For a bracket bonding test, premolars were randomly divided into twelve groups (four adhesives×three LCUs) containing 15 teeth per group. A metal bracket (Tomy, Tokyo, Japan) was chosen for this study. The metal bracket was for premolars and had 0.018-in slot. The average surface area of bracket base was 12.89 mm2 (the average of five brackets). The metal bracket was bonded to the tooth surface according to manufacturer’s instructions. The tooth were etched with 37 per cent phosphoric acid gel (SCOTCHBOND ETCHANT, 3M Espe, US) for 20 seconds, rinsed, and dried for 15 seconds, and a primer (Transbond XT, 3M Unitek, Monrovia, CA, USA) was uniformly applied to the tooth surface. One resin cement and three composite resins were applied to the bracket base. The bracket was positioned on the tooth surface and 200 g of pressure was applied to the brackets. Excess adhesive was then carefully removed, and light curing was carried out for 40 seconds (distal 20 seconds/mesial 20 seconds). While bonding the brackets to the teeth, the light guide or laser beam was made to face the bracket at an angle of 90°. In order to minimize light loss by beam divergence (in the case of QTH and LED LCUs), the light guide (diameter: 7 mm) was positioned stationary as close as possible to the bracket.

3. Bracket debonding and adhesive remnant index (ARI)

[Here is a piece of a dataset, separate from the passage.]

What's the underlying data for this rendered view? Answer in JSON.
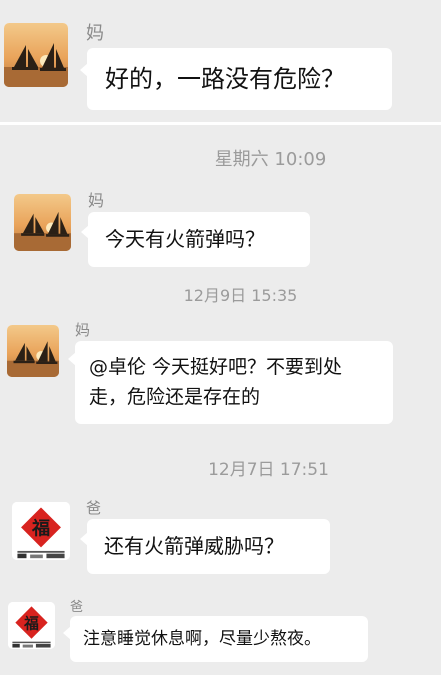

Bracket-bonded specimens were mounted in acrylic resin (orthodontic resin, Dentsply Caulk, US) and stored in distilled water for 24 hours at 37℃ in a dark chamber. SBS was then measured using a universal testing machine (Instron 3345, Instron Corporation, Canton, MA, USA) by applying a shear force along the occlusogingival direction at a crosshead speed of 1 mm/minute (Figure 1). Maximum debonding load was recorded in Newtons (N) and converted to megapascals (MPa) by dividing the maximum load by the surface area of bracket base. After debonding, adhesive remnant index (ARI) was determined using a stereoscopic microscope at a magnification of 10× using the following scoring system: 1 = all adhesive remained on the tested tooth; 2 = > 90 per cent of adhesive remaining; 3 = between 10-90 per cent of adhesive remaining; 4 = <10 per cent of adhesive remaining; and 5 = no adhesive remaining (Bishara at al., 2006).

Figure 1.

Mounted specimen ready to be tested in shear loading.

4. Statistical Analysis

Two-way ANOVA and one-way ANOVA were used to determine the significance of differences between group SBS values (of adhesives and LCUs). The post hoc Tukey test was used for multiple comparisons, and the Kruskal-Wallis test was used to determine the significances of intergroup ARI score differences. Statistical significance was accepted for P values of < 0.05.


Ⅲ. RESULTS

Table 2 shows results of the two-way ANOVA for the different LCU/adhesive combinations. The mean and SD of the SBS values of the different LCU/adhesive groups are shown in Table 3. The two-way ANOVA showed that there were no statistically significant differences in SBS values among the LCU groups (P > 0.05). Analysis of the effect of varying LCU to the adhesive using one-way ANOVA showed that LCU was no significant variable (P > 0.05). However, there were statistically significant differences in SBS values among the composite resins or between Transbond XT and the composite resins (P < 0.001).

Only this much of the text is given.